Mixed Seafood (Crab) Cakes
Salt Lake City Showroom, Cathie Mooers
I love this recipe, I received it from a friend and I have reworked it a bit. I use this recipe for special events at Kimball. I have made it for 16 people to 500 people. I have received raved reviews and I hope you enjoy it as much as we have.
1 pound crab meat (quality canned crab works best)
1 pound rock shrimp, chopped (frozen)
1 pound scallops, chopped
1 pound salmon filet, chopped
1 cup mayonnaise
1 egg
½ cup minced red bell pepper
½ cup minced scallion (green onion)
1 cup minced cilantro
1½ tablespoons dry mustard
1½ tablespoons dijon mustard
½ tablespoon cayenne pepper or Emeril's Essence
1 teaspoon ground pepper
1 tablespoon Tabasco
salt to taste
6 cups Panko (Japanese) bread crumbs
Combine all ingredients except breadcrumbs. Add 2 cups of breadcrumbs
And let rest in refrigerator to absorb liquid. Form into 3”x1” disks or 1 1/2" x 1/2" for an appetizer and then coat with remaining bread crumbs. If using for a party and want to make ahead 1 day, coat with remaining Panko when sauteing, otherwise they won't crisp or brown as well.
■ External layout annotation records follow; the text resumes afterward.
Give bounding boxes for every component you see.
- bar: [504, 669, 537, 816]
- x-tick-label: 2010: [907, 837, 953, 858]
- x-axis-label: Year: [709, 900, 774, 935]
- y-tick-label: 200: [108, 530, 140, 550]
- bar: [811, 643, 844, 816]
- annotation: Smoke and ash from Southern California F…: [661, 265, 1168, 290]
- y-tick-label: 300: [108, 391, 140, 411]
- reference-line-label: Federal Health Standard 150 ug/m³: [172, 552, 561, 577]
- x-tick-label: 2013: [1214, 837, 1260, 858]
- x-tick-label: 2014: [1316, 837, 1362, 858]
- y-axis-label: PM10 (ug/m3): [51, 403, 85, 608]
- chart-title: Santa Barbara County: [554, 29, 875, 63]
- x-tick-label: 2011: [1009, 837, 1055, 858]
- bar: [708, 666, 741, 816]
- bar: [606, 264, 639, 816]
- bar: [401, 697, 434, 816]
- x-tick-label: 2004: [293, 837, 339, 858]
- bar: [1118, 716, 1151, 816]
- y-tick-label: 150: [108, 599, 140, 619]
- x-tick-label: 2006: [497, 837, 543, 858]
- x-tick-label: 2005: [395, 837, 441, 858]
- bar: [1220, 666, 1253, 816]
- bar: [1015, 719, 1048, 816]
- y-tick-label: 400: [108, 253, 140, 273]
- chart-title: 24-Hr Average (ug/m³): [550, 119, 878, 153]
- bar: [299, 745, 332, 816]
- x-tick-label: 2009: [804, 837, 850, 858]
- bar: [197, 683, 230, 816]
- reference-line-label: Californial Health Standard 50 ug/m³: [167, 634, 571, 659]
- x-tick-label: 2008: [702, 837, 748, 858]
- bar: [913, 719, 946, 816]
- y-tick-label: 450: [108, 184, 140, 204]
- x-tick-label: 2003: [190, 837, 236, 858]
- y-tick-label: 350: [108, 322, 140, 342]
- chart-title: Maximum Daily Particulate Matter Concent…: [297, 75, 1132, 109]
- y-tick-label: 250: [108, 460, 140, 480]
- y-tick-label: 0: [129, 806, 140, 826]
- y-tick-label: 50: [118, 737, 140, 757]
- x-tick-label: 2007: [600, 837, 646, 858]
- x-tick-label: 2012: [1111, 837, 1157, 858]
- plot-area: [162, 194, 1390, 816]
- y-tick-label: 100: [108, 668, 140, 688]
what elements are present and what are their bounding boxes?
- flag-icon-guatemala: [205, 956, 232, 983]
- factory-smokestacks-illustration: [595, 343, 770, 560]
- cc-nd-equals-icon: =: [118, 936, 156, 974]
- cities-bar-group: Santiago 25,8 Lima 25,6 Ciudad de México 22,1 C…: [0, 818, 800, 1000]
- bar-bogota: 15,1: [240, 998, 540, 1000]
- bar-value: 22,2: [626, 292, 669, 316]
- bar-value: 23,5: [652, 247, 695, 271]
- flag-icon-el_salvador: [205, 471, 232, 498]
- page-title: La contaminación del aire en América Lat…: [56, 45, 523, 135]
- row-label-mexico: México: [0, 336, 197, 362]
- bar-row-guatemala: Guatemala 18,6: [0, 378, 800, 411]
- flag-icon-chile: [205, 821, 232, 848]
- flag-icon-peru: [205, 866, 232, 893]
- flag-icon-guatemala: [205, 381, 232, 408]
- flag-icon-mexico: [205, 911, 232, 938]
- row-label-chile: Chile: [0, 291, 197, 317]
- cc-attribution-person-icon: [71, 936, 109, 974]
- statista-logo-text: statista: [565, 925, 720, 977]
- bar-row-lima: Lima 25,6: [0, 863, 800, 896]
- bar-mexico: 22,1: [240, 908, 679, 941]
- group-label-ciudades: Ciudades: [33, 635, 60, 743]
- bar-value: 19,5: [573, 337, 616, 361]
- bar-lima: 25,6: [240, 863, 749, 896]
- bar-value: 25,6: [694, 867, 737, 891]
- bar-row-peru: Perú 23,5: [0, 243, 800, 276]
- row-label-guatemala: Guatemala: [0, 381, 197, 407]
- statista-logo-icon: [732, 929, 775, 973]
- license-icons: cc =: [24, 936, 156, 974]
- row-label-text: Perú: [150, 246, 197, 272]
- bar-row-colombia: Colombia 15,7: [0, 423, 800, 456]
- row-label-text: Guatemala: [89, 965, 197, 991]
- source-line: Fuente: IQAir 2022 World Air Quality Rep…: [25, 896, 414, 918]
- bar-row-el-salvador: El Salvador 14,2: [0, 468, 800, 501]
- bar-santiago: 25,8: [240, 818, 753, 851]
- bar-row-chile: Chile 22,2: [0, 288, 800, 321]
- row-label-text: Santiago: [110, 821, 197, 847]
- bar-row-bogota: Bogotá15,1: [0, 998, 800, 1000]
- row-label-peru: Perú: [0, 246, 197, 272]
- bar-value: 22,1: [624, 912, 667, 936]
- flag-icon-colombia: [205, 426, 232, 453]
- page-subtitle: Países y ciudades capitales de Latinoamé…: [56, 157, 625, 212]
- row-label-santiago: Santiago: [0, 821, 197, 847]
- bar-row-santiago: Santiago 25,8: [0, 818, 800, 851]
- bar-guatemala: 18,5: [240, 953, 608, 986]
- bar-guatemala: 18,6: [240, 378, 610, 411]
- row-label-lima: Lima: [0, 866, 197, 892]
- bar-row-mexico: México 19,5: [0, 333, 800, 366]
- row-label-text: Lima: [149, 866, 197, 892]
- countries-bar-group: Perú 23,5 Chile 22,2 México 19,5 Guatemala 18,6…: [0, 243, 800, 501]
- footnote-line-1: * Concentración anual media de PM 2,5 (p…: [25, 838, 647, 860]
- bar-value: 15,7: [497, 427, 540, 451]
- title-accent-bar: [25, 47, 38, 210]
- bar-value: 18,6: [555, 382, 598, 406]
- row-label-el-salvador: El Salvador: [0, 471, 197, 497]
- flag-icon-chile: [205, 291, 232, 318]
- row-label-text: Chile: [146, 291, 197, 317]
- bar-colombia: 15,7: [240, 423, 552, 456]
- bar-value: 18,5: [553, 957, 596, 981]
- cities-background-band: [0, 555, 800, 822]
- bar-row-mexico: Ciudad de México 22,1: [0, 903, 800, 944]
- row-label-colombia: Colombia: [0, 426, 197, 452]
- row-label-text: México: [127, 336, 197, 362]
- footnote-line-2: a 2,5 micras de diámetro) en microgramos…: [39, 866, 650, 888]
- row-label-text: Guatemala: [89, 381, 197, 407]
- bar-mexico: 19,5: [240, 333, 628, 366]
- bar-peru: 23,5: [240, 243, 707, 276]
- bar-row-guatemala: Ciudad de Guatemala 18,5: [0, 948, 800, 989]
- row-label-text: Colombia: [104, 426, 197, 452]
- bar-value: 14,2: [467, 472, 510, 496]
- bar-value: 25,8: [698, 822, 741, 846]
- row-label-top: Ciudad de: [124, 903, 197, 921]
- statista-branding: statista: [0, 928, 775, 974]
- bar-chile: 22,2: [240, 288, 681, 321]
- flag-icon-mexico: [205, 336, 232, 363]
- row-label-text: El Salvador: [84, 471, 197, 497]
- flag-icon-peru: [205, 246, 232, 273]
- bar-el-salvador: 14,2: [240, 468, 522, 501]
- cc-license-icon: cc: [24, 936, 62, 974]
Fry in a skillet on medium heat with a 1 to 1 mixture butter and olive oil for a few minutes on each side or until golden brown and crispy.
I recommend serving with Cucumber Tarter Sauce. I like a little kick to it , if do too, add a little yogurt to the sauce to cool the heat of the seafood cake down. the combination is fabulous!!!!!!.